CBC Original Fortunate Son Begins Production and Announces Casting

CBC
CBC

Production is now underway in Calgary on the new CBC original drama Fortunate Son. Set to premiere in winter 2020 on CBC and CBC Gem, casting was also revealed on Tuesday. Inspired by a true story and created by showrunner Andrew Wreggitt (Pure, Borealis), Fortunate Son is a spy drama set in the the social and political chaos of the late 1960s.

Kari Matchett (Covert Affairs, 2 Hearts) will play Ruby Howard, an American who flees to Canada as a fugitive from the law. Set in the chaos of the late 1960s, the Vietnam War and the anti-war protest movement, Ruby helps smuggle Vietnam War deserters and draft dodgers across the Canadian border. What she doesn’t know is how these actions will unfold and who is watching her. Darren Mann (Chilling Adventures of Sabrina) will play Travis Hunter, a Vietnam war deserter whose troubled past follows him into Canada and into the lives of the Howard family. Stephen Moyer (True Blood, The Gifted) will also star as Vern Lang, a CIA agent.

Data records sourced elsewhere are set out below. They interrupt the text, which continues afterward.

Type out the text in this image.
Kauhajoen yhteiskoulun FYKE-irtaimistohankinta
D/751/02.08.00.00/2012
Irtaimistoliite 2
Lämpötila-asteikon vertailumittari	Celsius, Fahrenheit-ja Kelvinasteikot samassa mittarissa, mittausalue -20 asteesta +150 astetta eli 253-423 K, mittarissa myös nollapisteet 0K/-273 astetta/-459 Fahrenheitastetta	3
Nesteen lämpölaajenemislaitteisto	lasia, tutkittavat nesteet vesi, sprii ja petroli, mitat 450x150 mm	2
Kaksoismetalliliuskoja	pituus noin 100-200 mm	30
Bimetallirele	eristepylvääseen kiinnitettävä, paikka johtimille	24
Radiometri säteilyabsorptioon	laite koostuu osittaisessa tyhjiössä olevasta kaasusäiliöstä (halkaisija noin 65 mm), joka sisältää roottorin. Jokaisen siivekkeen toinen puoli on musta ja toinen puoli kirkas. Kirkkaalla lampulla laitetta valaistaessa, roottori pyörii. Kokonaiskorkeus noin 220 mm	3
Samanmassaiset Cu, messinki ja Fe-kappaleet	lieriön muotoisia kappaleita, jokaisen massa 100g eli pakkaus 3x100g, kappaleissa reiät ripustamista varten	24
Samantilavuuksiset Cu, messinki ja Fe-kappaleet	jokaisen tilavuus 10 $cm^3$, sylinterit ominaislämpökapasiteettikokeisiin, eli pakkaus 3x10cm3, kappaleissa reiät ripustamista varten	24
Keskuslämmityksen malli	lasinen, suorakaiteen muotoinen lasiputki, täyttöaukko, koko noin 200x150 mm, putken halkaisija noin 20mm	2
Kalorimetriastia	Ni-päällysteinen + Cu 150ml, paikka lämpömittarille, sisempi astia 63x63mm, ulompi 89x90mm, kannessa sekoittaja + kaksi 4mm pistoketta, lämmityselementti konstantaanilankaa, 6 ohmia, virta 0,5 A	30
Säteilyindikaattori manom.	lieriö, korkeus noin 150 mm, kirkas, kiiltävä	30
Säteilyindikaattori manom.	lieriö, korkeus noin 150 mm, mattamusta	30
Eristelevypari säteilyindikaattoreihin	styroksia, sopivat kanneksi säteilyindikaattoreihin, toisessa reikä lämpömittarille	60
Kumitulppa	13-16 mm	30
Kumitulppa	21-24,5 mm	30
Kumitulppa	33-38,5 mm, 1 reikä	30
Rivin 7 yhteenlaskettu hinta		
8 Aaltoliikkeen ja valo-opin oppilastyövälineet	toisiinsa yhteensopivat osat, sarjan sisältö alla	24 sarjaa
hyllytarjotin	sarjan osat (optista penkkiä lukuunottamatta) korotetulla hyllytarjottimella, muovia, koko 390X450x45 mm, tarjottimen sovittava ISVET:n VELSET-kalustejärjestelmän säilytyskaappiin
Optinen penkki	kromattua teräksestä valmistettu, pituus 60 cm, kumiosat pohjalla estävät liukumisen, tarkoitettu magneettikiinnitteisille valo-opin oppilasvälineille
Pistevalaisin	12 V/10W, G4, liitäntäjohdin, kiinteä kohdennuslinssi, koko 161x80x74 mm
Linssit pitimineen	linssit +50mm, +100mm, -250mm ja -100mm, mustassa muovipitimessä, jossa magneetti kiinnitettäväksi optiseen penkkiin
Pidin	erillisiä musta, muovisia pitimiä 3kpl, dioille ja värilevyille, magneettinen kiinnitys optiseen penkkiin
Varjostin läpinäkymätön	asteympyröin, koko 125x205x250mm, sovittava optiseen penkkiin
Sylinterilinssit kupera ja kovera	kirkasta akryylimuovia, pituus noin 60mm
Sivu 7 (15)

Additional lead cast includes Kacey Rohl (Arrow, Hannibal), Rick Roberts (This Life, Designated Survivor), Patrick Gallagher (Night at the Museum, Glee), Ty Olsson (War for the Planet of the Apes, Supernatural), Alex Nachi (1991, Clash) and Zoé de Grand’Maison (Riverdale, Orphan Black).

Fortunate Son takes us back to a period in Canadian history that we haven’t yet seen reflected dramatically on CBC, and given today’s sense of political and social unrest, now is the time to tell this story,” said Sally Catto, General Manager, Programming, CBC. “The series feels relevant and relatable to Canadians, and we look forward to watching the cast bring this gripping drama to life.”

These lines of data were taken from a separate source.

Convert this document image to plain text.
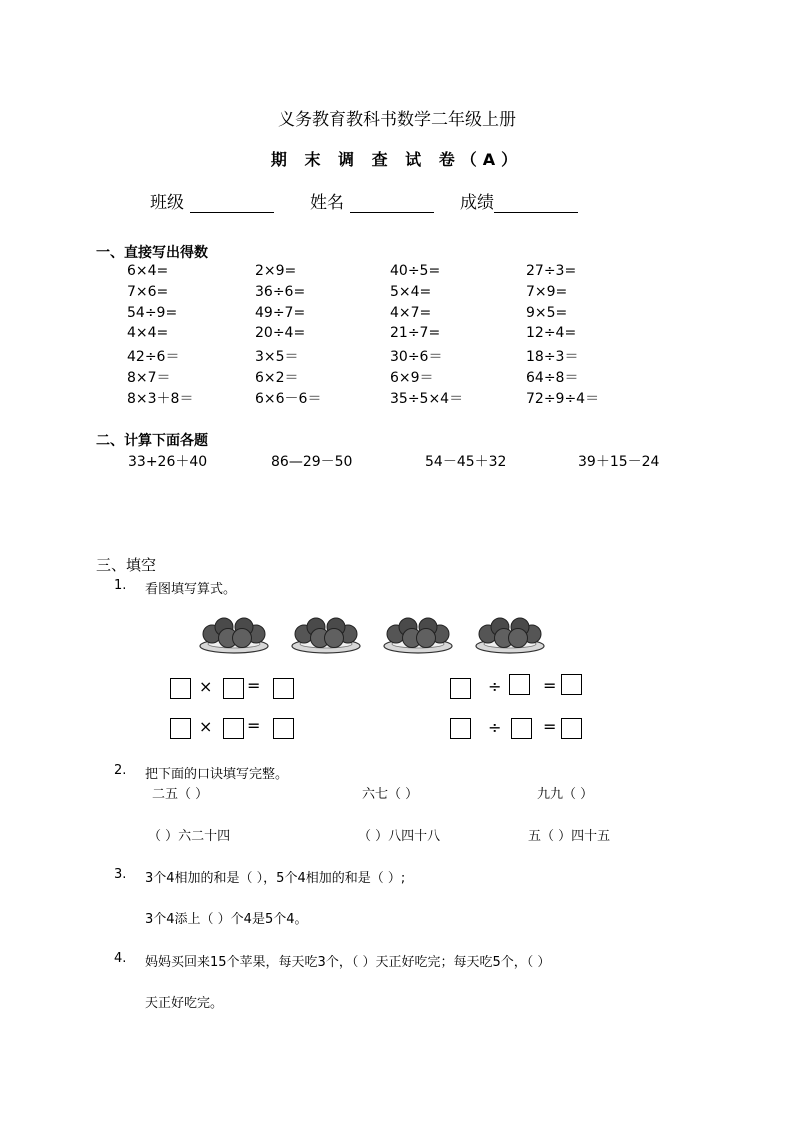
义务教育教科书数学二年级上册
期 末 调 查 试 卷（A）
班级	姓名	成绩
一、直接写出得数
6×4=	2×9=	40÷5=	27÷3=
7×6=	36÷6=	5×4=	7×9=
54÷9=	49÷7=	4×7=	9×5=
4×4=	20÷4=	21÷7=	12÷4=
42÷6＝	3×5＝	30÷6＝	18÷3＝
8×7＝	6×2＝	6×9＝	64÷8＝
8×3＋8＝	6×6－6＝	35÷5×4＝	72÷9÷4＝
二、计算下面各题
33+26＋40	86—29－50	54－45＋32	39＋15－24
三、填空
1. 看图填写算式。
× =
× =
÷	=
÷	=
2. 把下面的口诀填写完整。
二五（ ）	六七（ ）	九九（ ）
（ ）六二十四	（ ）八四十八	五（ ）四十五
3. 3个4相加的和是（ ），5个4相加的和是（ ）;
3个4添上（ ）个4是5个4。
4. 妈妈买回来15个苹果，每天吃3个，（ ）天正好吃完；每天吃5个，（ ）
天正好吃完。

Fortunate Son is about espionage, political activism and love, loyalty and healing. The world seemed on the brink of cataclysm in 1968. Divisions between races, generations and sexes seemed irreparable,” says showrunner Andrew Wreggitt. “But there was also a sense of optimism, a belief that change was possible and everyone had a role to play. The world is still plagued by many of the same issues of 1968, but we see that same growing activism and drive for change today.”